Nahuel y El Payasito quedaron del lado de los escombros. Del lado del descarte. Basura sistémica que ni siquiera recolectan los camiones una vez al día.

Claudia no escuchaba al militante de la Unidad Básica de Agüero que la fue a ver. El tipo le contó sus problemas mientras ella lo miraba con una altanería de ojos inflamados y mejillas saladas de tanto llorar.

Afuera, en el paredón de enfrente, una pintada prolija, enorme, estudiada, que acusa al intendente de “asesino”.

Pero los intendentes, las unidades básicas, los movileros, los punteros, los gobernadores, pasarán y las Claudias y los Ramones seguirán enganchándose la vida en las puertas oxidadas de los trenes detenidos para siempre.
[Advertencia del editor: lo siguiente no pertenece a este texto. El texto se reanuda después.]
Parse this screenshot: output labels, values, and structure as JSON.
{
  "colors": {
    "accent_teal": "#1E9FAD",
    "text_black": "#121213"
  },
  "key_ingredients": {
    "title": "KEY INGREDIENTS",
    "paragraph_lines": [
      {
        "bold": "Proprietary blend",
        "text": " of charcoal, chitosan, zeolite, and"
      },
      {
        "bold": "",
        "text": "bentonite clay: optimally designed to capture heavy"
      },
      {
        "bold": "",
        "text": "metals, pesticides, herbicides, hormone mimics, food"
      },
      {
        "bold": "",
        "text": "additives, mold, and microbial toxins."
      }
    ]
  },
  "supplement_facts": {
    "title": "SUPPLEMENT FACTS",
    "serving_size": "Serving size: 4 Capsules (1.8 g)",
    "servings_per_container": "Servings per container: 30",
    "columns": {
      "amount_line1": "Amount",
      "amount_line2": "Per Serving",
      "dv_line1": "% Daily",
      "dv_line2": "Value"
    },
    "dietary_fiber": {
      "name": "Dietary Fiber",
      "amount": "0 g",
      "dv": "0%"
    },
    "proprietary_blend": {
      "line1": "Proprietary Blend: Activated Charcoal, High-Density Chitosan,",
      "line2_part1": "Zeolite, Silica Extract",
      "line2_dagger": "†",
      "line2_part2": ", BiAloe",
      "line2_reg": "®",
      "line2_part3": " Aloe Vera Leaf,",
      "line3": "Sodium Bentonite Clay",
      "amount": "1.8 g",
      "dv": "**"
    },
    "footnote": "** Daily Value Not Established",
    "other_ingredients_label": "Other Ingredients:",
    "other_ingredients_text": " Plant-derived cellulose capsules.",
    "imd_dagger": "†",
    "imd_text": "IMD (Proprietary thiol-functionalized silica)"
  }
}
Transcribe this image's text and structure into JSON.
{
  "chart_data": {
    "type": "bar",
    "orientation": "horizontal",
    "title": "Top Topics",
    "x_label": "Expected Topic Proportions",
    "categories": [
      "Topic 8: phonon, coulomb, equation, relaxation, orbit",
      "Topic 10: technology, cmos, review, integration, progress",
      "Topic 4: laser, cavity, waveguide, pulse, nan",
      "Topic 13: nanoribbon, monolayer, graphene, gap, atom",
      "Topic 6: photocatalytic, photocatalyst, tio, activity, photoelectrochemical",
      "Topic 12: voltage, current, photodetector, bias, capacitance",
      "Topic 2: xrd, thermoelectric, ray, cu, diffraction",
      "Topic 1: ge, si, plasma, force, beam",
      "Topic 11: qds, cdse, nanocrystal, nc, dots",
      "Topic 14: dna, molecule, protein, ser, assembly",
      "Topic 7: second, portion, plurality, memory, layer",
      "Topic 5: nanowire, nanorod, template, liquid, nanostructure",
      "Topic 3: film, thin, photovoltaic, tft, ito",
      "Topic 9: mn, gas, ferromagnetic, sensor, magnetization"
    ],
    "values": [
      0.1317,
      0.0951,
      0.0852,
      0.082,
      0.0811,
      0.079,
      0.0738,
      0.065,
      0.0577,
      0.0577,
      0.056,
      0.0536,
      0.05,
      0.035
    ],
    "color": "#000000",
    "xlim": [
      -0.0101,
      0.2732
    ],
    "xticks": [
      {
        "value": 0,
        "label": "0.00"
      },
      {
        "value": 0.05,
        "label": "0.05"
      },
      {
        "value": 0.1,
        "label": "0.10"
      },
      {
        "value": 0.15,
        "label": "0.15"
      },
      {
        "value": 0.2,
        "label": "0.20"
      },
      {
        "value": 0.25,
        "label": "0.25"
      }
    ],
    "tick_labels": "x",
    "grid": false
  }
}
Y los Colos seguirán muriéndose, atrapados en un fuego absurdo. Presos del silencio y el olvido.

A una semana de las elecciones, un niño muerto es una ficha en la interna partidaria. Un niño muerto se convierte en moneda de cambio, de amenaza, de intimidación. Pero para eso tiene que estar muerto. Vivo no da réditos. Vivo es un escollo para todos. Un peligro. Muerto es un trofeo de la miserabilidad.